Have you thought about the difference between teaching and training? Regardless of dictionary definitions, the two words have very different meanings, especially when it comes to our power exchanges. Teaching is part of a cooperative process called education. The student and teacher cooperate to transfer knowledge to the student.
Training doesn’t require active cooperation on the part of the trainee. It’s an imperative process. The trainee will do what he is being trained to perform. Success will be rewarded, failure punished. The trainer is in charge and can do what is necessary to assure the trainee performs as desired.
I can sign up for a course in creative writing. The teacher offers knowledge for me to consume. Mrs. Lion trains me to prepare the coffee pot every day. If I fail, I get punished. If I don’t learn the lesson in creative writing, I can get a bad grade, but I don’t actively suffer. You could argue that in most cases, this is a difference without a distinction. That’s only because many people are sloppy with language.
Most people have very few occasions where they are trained. Soldiers are trained. They have to succeed or get punished. That is an unusual situation. When Mrs. Lion makes a rule or corrects me, it is a training exercise. I don’t have to want the training. I have to accept it. If I fail to do what I am told, I get spanked. Yes, I initiated domestic discipline, but I don’t control it. I certainly don’t like being spanked. It’s painful. I get turned on by the idea of a spanking but get absolutely no sexual arousal out of the actual event. I’m always genuinely sorry I didn’t do as I was told when Mrs. Lion spanks me.
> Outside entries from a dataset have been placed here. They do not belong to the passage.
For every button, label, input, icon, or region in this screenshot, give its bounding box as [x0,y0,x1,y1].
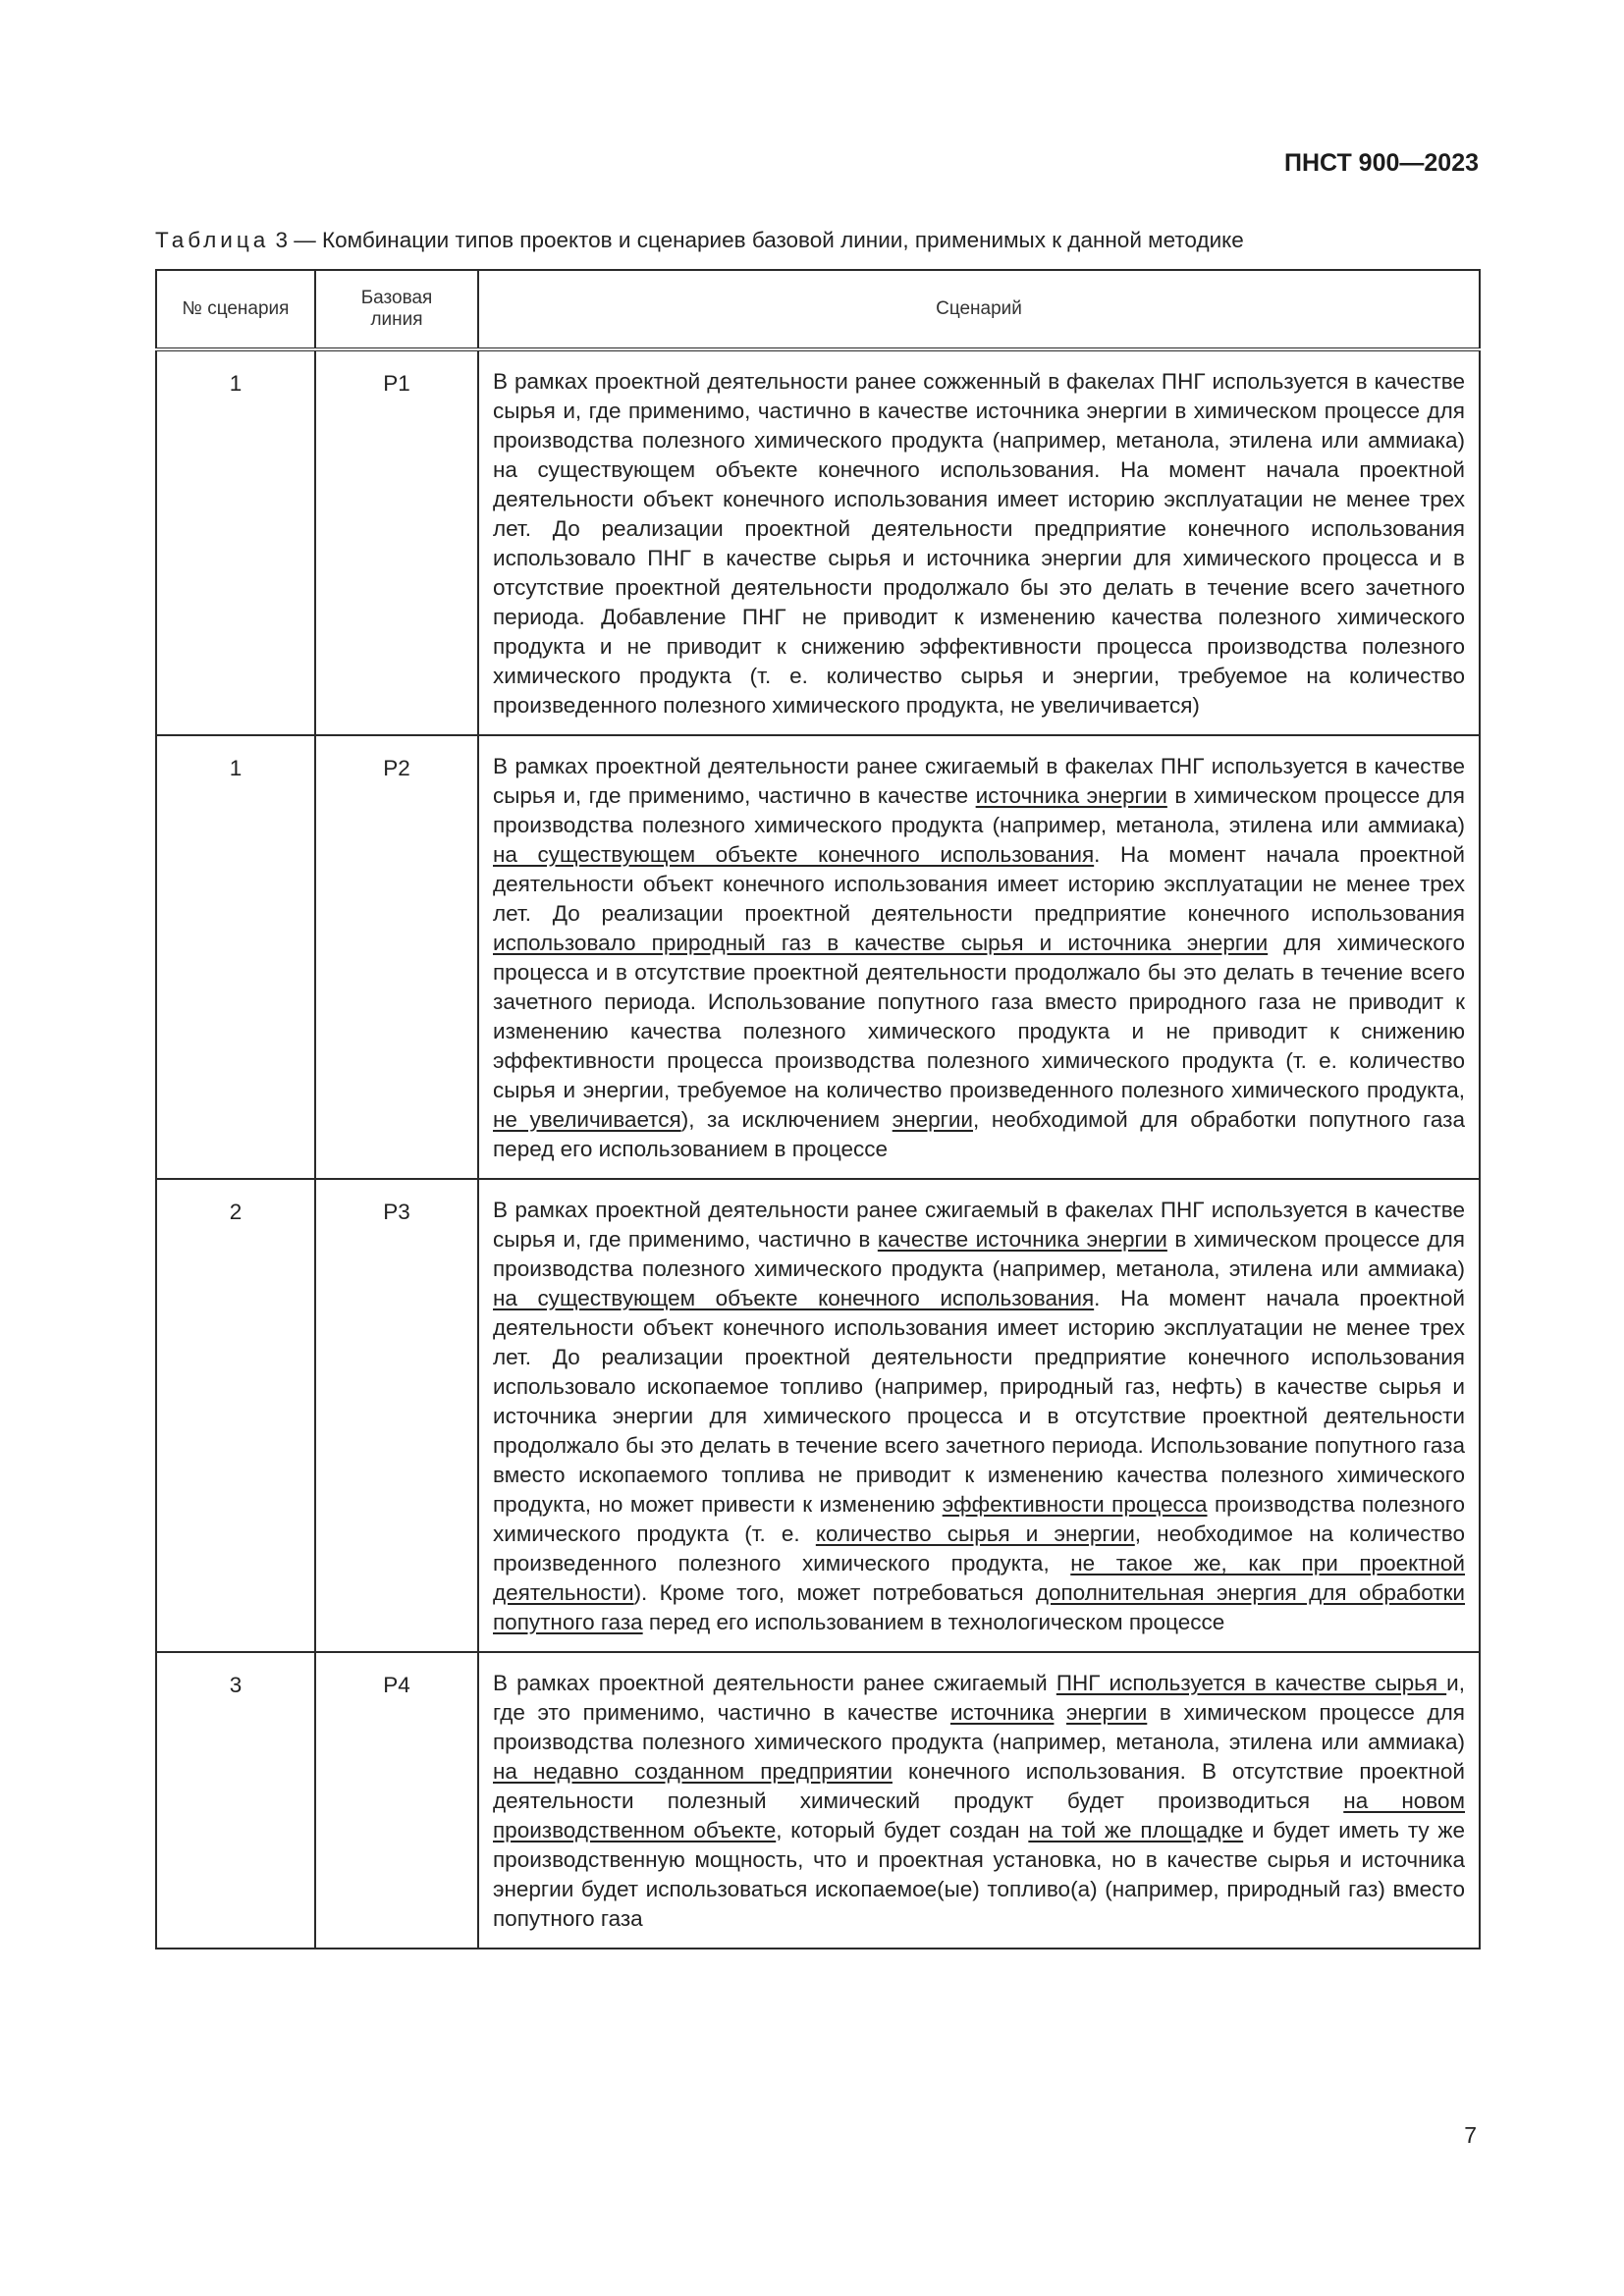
caption-label: Таблица [155,228,270,252]
underlined-text: не увеличивается [493,1107,681,1132]
description-text: , необходимой для обработки попутного газа перед его использованием в процессе [493,1107,1465,1161]
underlined-text: количество сырья и энергии [815,1522,1135,1546]
description-text: , который будет создан [776,1818,1029,1842]
scenario-number-cell: 3 [156,1652,315,1949]
description-text: . На момент начала проектной деятельности объект конечного использования имеет историю эксплуатации не менее трех лет. До реализации проектной деятельности предприятие конечного использования использовало ископаемое топливо (например, природный газ, нефть) в качестве сырья и источника энергии для химического процесса и в отсутствие проектной деятельности продолжало бы это делать в течение всего зачетного периода. Использование попутного газа вместо ископаемого топлива не приводит к изменению качества полезного химического продукта, но может привести к изменению [493,1286,1465,1517]
caption-title: 3 — Комбинации типов проектов и сценариев базовой линии, применимых к данной методике [269,228,1244,252]
header-scenario: Сценарий [478,270,1480,349]
underlined-text: на существующем объекте конечного использования [493,1286,1095,1310]
table-row [156,1652,1480,1949]
scenario-description-cell [478,1179,1480,1652]
baseline-cell: P2 [315,735,478,1179]
description-text: и, где это применимо, частично в качестве [493,1671,1465,1725]
table-caption [155,228,1244,253]
underlined-text: не такое же, как при проектной деятельности [493,1551,1466,1605]
table-row [156,735,1480,1179]
description-text: В рамках проектной деятельности ранее сжигаемый в факелах ПНГ используется в качестве сырья и, где применимо, частично в [493,1198,1465,1252]
scenario-description-cell [478,349,1480,735]
description-text: конечного использования. В отсутствие проектной деятельности полезный химический продукт будет производиться [493,1759,1465,1813]
underlined-text: на недавно созданном предприятии [493,1759,893,1784]
scenario-description-cell [478,735,1480,1179]
description-text: ). Кроме того, может потребоваться [633,1580,1036,1605]
underlined-text: источника энергии [975,783,1167,808]
header-baseline-line2: линия [370,309,423,330]
table-row [156,349,1480,735]
description-text: , необходимое на количество произведенного полезного химического продукта, [493,1522,1465,1575]
standard-code: ПНСТ 900—2023 [1284,149,1479,177]
header-baseline-line1: Базовая [360,288,433,308]
header-scenario-number: № сценария [156,270,315,349]
underlined-text: энергии [1066,1700,1148,1725]
description-text: ), за исключением [680,1107,893,1132]
table-header-row [156,270,1480,349]
underlined-text: на новом производственном объекте [493,1789,1465,1842]
description-text: производства полезного химического продукта (т. е. [493,1492,1465,1546]
description-text: для химического процесса и в отсутствие проектной деятельности продолжало бы это делать в течение всего зачетного периода. Использование попутного газа вместо природного газа не приводит к изменению качества полезного химического продукта и не приводит к снижению эффективности процесса производства полезного химического продукта (т. е. количество сырья и энергии, требуемое на количество произведенного полезного химического продукта, [493,931,1465,1102]
table-row [156,1179,1480,1652]
underlined-text: качестве источника энергии [877,1227,1167,1252]
header-baseline [315,270,478,349]
underlined-text: источника [949,1700,1055,1725]
underlined-text: использовало природный газ в качестве сырья и источника энергии [493,931,1269,955]
underlined-text: на той же площадке [1028,1818,1244,1842]
underlined-text: ПНГ используется в качестве сырья [1056,1671,1447,1695]
description-text [1054,1700,1066,1725]
description-text: В рамках проектной деятельности ранее сжигаемый в факелах ПНГ используется в качестве сырья и, где применимо, частично в качестве [493,754,1465,808]
description-text: в химическом процессе для производства полезного химического продукта (например, метанола, этилена или аммиака) [493,783,1465,837]
baseline-cell: P4 [315,1652,478,1949]
description-text: В рамках проектной деятельности ранее сожженный в факелах ПНГ используется в качестве сырья и, где применимо, частично в качестве источника энергии в химическом процессе для производства полезного химического продукта (например, метанола, этилена или аммиака) на существующем объекте конечного использования. На момент начала проектной деятельности объект конечного использования имеет историю эксплуатации не менее трех лет. До реализации проектной деятельности предприятие конечного использования использовало ПНГ в качестве сырья и источника энергии для химического процесса и в отсутствие проектной деятельности продолжало бы это делать в течение всего зачетного периода. Добавление ПНГ не приводит к изменению качества полезного химического продукта и не приводит к снижению эффективности процесса производства полезного химического продукта (т. е. количество сырья и энергии, требуемое на количество произведенного полезного химического продукта, не увеличивается) [493,369,1465,718]
baseline-cell: P3 [315,1179,478,1652]
page-number: 7 [1464,2122,1477,2148]
description-text: В рамках проектной деятельности ранее сжигаемый [493,1671,1056,1695]
baseline-cell: P1 [315,349,478,735]
scenario-number-cell: 1 [156,349,315,735]
scenario-table [155,269,1481,1949]
scenario-number-cell: 1 [156,735,315,1179]
underlined-text: эффективности процесса [942,1492,1208,1517]
scenario-description-cell [478,1652,1480,1949]
description-text: в химическом процессе для производства полезного химического продукта (например, метанола, этилена или аммиака) [493,1700,1465,1754]
description-text: в химическом процессе для производства полезного химического продукта (например, метанола, этилена или аммиака) [493,1227,1465,1281]
underlined-text: на существующем объекте конечного использования [493,842,1095,867]
description-text: . На момент начала проектной деятельности объект конечного использования имеет историю эксплуатации не менее трех лет. До реализации проектной деятельности предприятие конечного использования [493,842,1465,926]
scenario-number-cell: 2 [156,1179,315,1652]
description-text: перед его использованием в технологическом процессе [642,1610,1225,1634]
underlined-text: энергии [892,1107,973,1132]
underlined-text: дополнительная энергия для обработки попутного газа [493,1580,1466,1634]
description-text: и будет иметь ту же производственную мощность, что и проектная установка, но в качестве сырья и источника энергии будет использоваться ископаемое(ые) топливо(а) (например, природный газ) вместо попутного газа [493,1818,1465,1931]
Speaking of the difference between teaching and training, was I taught to stay in position for a beating, or was I trained to do it? Either word seems to fit, but there is an important difference. I didn’t choose to learn to allow my bottom to be blistered. I had no choice. I was trained. A few years ago, Mrs. Lion did one of her “experiments” where she spanked me almost every night. The idea was for me to learn to stay in position for at least 300 swats. The training went on until I was able to do it, even when Mrs. Lion was making me yelp.
She wasn’t teaching me. She was training me. I didn’t learn as much as I was trained to stay. I had to do it and would suffer until I successfully stayed in position until she finished. I’m well trained now. I docilely get in position and stay until she tells me that I can get up.
I have mixed feelings about having to say that she “trained” me to do something. The implied submission is embarrassing. I wouldn’t want to tell people that I was spanked either. It feels fine to say that Mrs. Lion taught me something, but not that she trained me to do something. Come to think of it, I don’t remember her ever saying that she trained me to do something.